Бляшки из бета-амилоида формируются в результате разрезания белка-предшественника амилоида, осуществляемое ферментами гамма- и бета-секретазами между определенными аминокислотами [33]. Нейрофибриллярные тяжи состоят из гиперфосфорилированных тау-белков [34]. Формирование этих структур приводит к повреждению нейронов и, соответственно, к ухудшению познавательной функции и потере памяти [29]. Однако исследователям до сих пор не удалось расшифровать непосредственные механизмы патогенеза болезни Альцгеймера [35].

Существующие в настоящее время препараты для лечения болезни Альцгеймера, такие как ингибиторы холинэстеразы [33,37], позволяют только купировать симптомы заболевания [36]. После высвобождения нейротрансмиттера ацетилхолина из синапса ингибиторы холинэстеразы замедляют его деградацию, что благотворно сказывается на познавательной функции [33]. Однако препараты этого типа оказывают только умеренный эффект, выраженность которого может варьировать для разных пациентов [38].
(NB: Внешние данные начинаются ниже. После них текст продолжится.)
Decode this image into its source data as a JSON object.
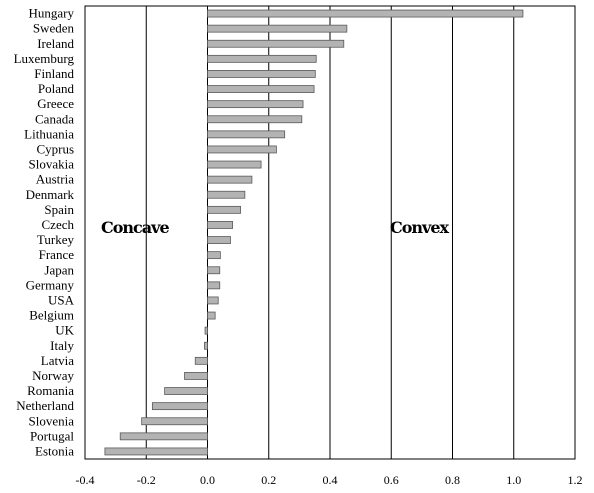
{
  "chart_data": {
    "type": "bar",
    "orientation": "horizontal",
    "categories": [
      "Hungary",
      "Sweden",
      "Ireland",
      "Luxemburg",
      "Finland",
      "Poland",
      "Greece",
      "Canada",
      "Lithuania",
      "Cyprus",
      "Slovakia",
      "Austria",
      "Denmark",
      "Spain",
      "Czech",
      "Turkey",
      "France",
      "Japan",
      "Germany",
      "USA",
      "Belgium",
      "UK",
      "Italy",
      "Latvia",
      "Norway",
      "Romania",
      "Netherland",
      "Slovenia",
      "Portugal",
      "Estonia"
    ],
    "values": [
      1.03,
      0.455,
      0.445,
      0.355,
      0.352,
      0.348,
      0.312,
      0.308,
      0.252,
      0.225,
      0.175,
      0.145,
      0.122,
      0.108,
      0.082,
      0.075,
      0.042,
      0.04,
      0.04,
      0.035,
      0.025,
      -0.008,
      -0.01,
      -0.04,
      -0.075,
      -0.14,
      -0.18,
      -0.215,
      -0.285,
      -0.335
    ],
    "xlim": [
      -0.4,
      1.2
    ],
    "xticks": [
      "-0.4",
      "-0.2",
      "0.0",
      "0.2",
      "0.4",
      "0.6",
      "0.8",
      "1.0",
      "1.2"
    ],
    "grid": true,
    "annotations": {
      "left": "Concave",
      "right": "Convex"
    },
    "colors": {
      "bar_fill": "#b3b3b3",
      "bar_stroke": "#5a5a5a"
    }
  }
}
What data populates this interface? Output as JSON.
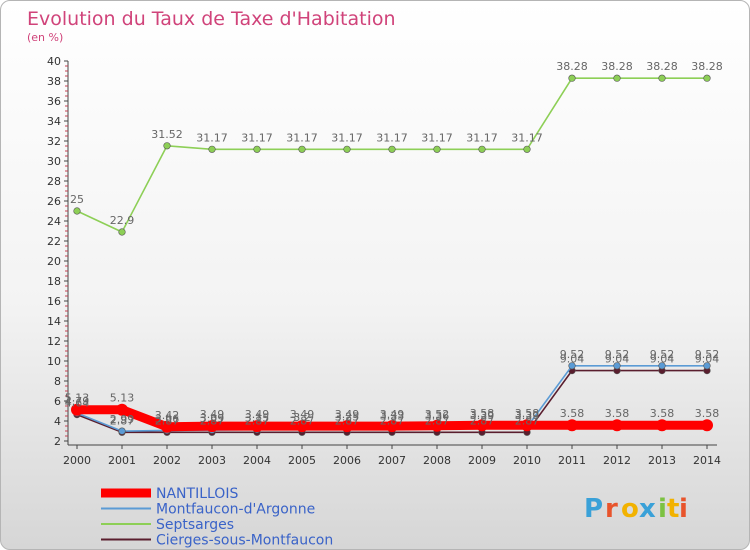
{
  "chart_data": {
    "type": "line",
    "title": "Evolution du Taux de Taxe d'Habitation",
    "ylabel": "(en %)",
    "xlabel": "",
    "ylim": [
      2,
      40
    ],
    "yticks": [
      "2",
      "4",
      "6",
      "8",
      "10",
      "12",
      "14",
      "16",
      "18",
      "20",
      "22",
      "24",
      "26",
      "28",
      "30",
      "32",
      "34",
      "36",
      "38",
      "40"
    ],
    "categories": [
      "2000",
      "2001",
      "2002",
      "2003",
      "2004",
      "2005",
      "2006",
      "2007",
      "2008",
      "2009",
      "2010",
      "2011",
      "2012",
      "2013",
      "2014"
    ],
    "series": [
      {
        "name": "Cierges-sous-Montfaucon",
        "color": "#5a1e2e",
        "values": [
          4.64,
          2.87,
          2.87,
          2.87,
          2.87,
          2.87,
          2.87,
          2.87,
          2.87,
          2.87,
          2.87,
          9.04,
          9.04,
          9.04,
          9.04
        ]
      },
      {
        "name": "Montfaucon-d'Argonne",
        "color": "#5b9bd5",
        "values": [
          4.79,
          2.99,
          3.06,
          3.09,
          3.15,
          3.2,
          3.25,
          3.33,
          3.36,
          3.39,
          3.39,
          9.52,
          9.52,
          9.52,
          9.52
        ]
      },
      {
        "name": "Septsarges",
        "color": "#8dcf56",
        "values": [
          25,
          22.9,
          31.52,
          31.17,
          31.17,
          31.17,
          31.17,
          31.17,
          31.17,
          31.17,
          31.17,
          38.28,
          38.28,
          38.28,
          38.28
        ]
      },
      {
        "name": "NANTILLOIS",
        "color": "#ff0000",
        "values": [
          5.13,
          5.13,
          3.42,
          3.49,
          3.49,
          3.49,
          3.49,
          3.49,
          3.52,
          3.58,
          3.58,
          3.58,
          3.58,
          3.58,
          3.58
        ]
      }
    ],
    "data_labels": {
      "Cierges-sous-Montfaucon": [
        "4.64",
        "2.87",
        "2.87",
        "2.87",
        "2.87",
        "2.87",
        "2.87",
        "2.87",
        "2.87",
        "2.87",
        "2.87",
        "9.04",
        "9.04",
        "9.04",
        "9.04"
      ],
      "Montfaucon-d'Argonne": [
        "4.79",
        "2.99",
        "3.06",
        "3.09",
        "3.15",
        "3.2",
        "3.25",
        "3.33",
        "3.36",
        "3.39",
        "3.39",
        "9.52",
        "9.52",
        "9.52",
        "9.52"
      ],
      "Septsarges": [
        "25",
        "22.9",
        "31.52",
        "31.17",
        "31.17",
        "31.17",
        "31.17",
        "31.17",
        "31.17",
        "31.17",
        "31.17",
        "38.28",
        "38.28",
        "38.28",
        "38.28"
      ],
      "NANTILLOIS": [
        "5.13",
        "5.13",
        "3.42",
        "3.49",
        "3.49",
        "3.49",
        "3.49",
        "3.49",
        "3.52",
        "3.58",
        "3.58",
        "3.58",
        "3.58",
        "3.58",
        "3.58"
      ]
    },
    "legend": [
      "NANTILLOIS",
      "Montfaucon-d'Argonne",
      "Septsarges",
      "Cierges-sous-Montfaucon"
    ],
    "legend_position": "bottom-left",
    "grid": false
  },
  "brand": {
    "letters": [
      "P",
      "r",
      "o",
      "x",
      "i",
      "t",
      "i"
    ],
    "colors": [
      "#3aa1d8",
      "#e8542c",
      "#f2b200",
      "#3aa1d8",
      "#7cc242",
      "#f2b200",
      "#e8542c"
    ]
  }
}
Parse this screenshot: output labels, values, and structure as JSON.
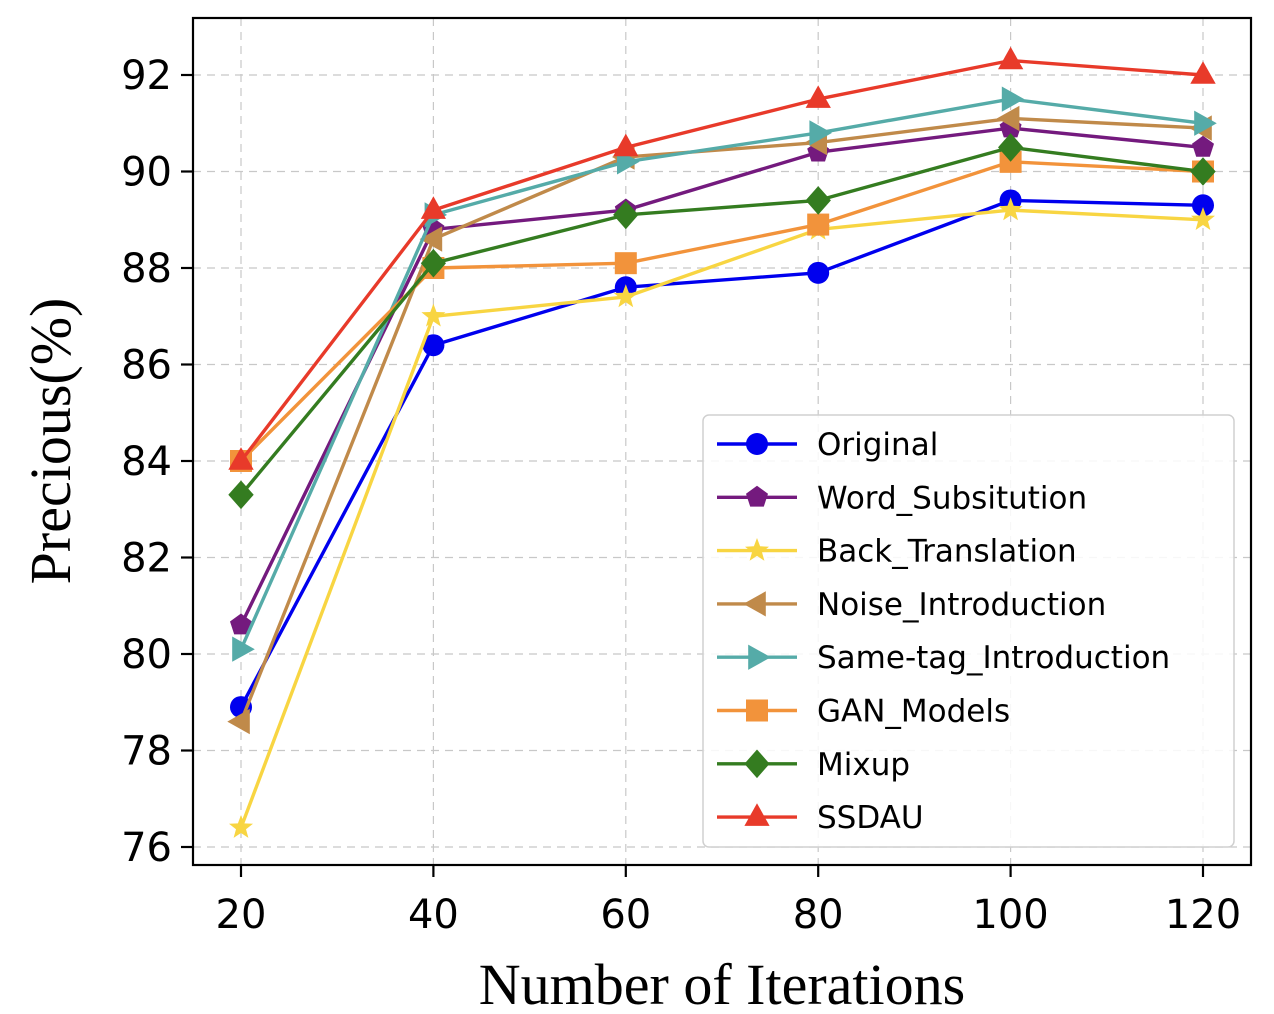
{
  "chart_data": {
    "type": "line",
    "xlabel": "Number of Iterations",
    "ylabel": "Precious(%)",
    "x": [
      20,
      40,
      60,
      80,
      100,
      120
    ],
    "xlim": [
      15,
      125
    ],
    "ylim": [
      75.6,
      93.0
    ],
    "xticks": [
      "20",
      "40",
      "60",
      "80",
      "100",
      "120"
    ],
    "yticks": [
      "76",
      "78",
      "80",
      "82",
      "84",
      "86",
      "88",
      "90",
      "92"
    ],
    "grid": true,
    "legend_position": "lower-right",
    "series": [
      {
        "name": "Original",
        "color": "#0000ee",
        "marker": "circle",
        "values": [
          78.9,
          86.4,
          87.6,
          87.9,
          89.4,
          89.3
        ]
      },
      {
        "name": "Word_Subsitution",
        "color": "#741a7e",
        "marker": "pentagon",
        "values": [
          80.6,
          88.8,
          89.2,
          90.4,
          90.9,
          90.5
        ]
      },
      {
        "name": "Back_Translation",
        "color": "#f8d542",
        "marker": "star",
        "values": [
          76.4,
          87.0,
          87.4,
          88.8,
          89.2,
          89.0
        ]
      },
      {
        "name": "Noise_Introduction",
        "color": "#c08a4a",
        "marker": "triangle-left",
        "values": [
          78.6,
          88.6,
          90.3,
          90.6,
          91.1,
          90.9
        ]
      },
      {
        "name": "Same-tag_Introduction",
        "color": "#55aba8",
        "marker": "triangle-right",
        "values": [
          80.1,
          89.1,
          90.2,
          90.8,
          91.5,
          91.0
        ]
      },
      {
        "name": "GAN_Models",
        "color": "#f2933b",
        "marker": "square",
        "values": [
          84.0,
          88.0,
          88.1,
          88.9,
          90.2,
          90.0
        ]
      },
      {
        "name": "Mixup",
        "color": "#347c20",
        "marker": "diamond",
        "values": [
          83.3,
          88.1,
          89.1,
          89.4,
          90.5,
          90.0
        ]
      },
      {
        "name": "SSDAU",
        "color": "#e83a2a",
        "marker": "triangle-up",
        "values": [
          84.0,
          89.2,
          90.5,
          91.5,
          92.3,
          92.0
        ]
      }
    ]
  }
}
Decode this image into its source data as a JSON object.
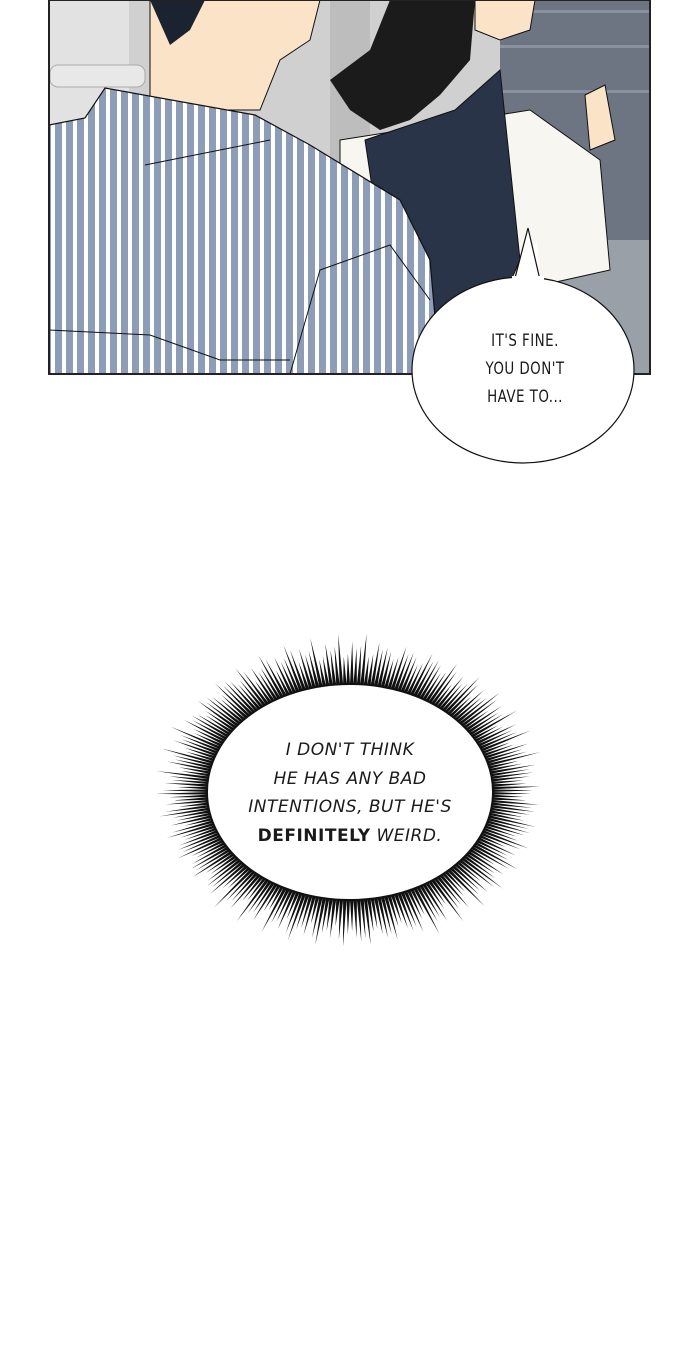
{
  "panel": {
    "colors": {
      "shirt_stripe": "#8d9db8",
      "vest": "#2a3448",
      "hair": "#1b1b1b",
      "skin": "#fbe3c8",
      "background_wall": "#c9c9c9",
      "background_door": "#6d7583"
    }
  },
  "bubbles": [
    {
      "type": "speech",
      "lines": [
        "IT'S FINE.",
        "YOU DON'T",
        "HAVE TO..."
      ]
    },
    {
      "type": "spiky-thought",
      "lines": [
        "I DON'T THINK",
        "HE HAS ANY BAD",
        "INTENTIONS, BUT HE'S"
      ],
      "emphasis": "DEFINITELY",
      "last_line_rest": " WEIRD."
    }
  ]
}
Активным веществом еще одного типа доступных препаратов для лечения болезни Альцгеймера является антагонист рецепторов N-метил-d-аспартата – мемантин [33]. Он предотвращает чрезмерную стимуляцию рецепторов N-метил-d-аспартата, которая может обладать токсичным эффектом [33]. Учитывая то, что современные методы лечения оказывают слабые эффекты, выраженность которых у разных пациентов варьирует в значительных пределах, существует острая необходимость в новых терапевтических подходах. Согласно статистическим прогнозам, к 2029 году в США ежегодно будет диагностироваться 615 000, а к 2050 году – 959 000 новых случаев болезни Альцгеймера [26]. Такой рост заболеваемости увеличит нагрузку на систему здравоохранения [26].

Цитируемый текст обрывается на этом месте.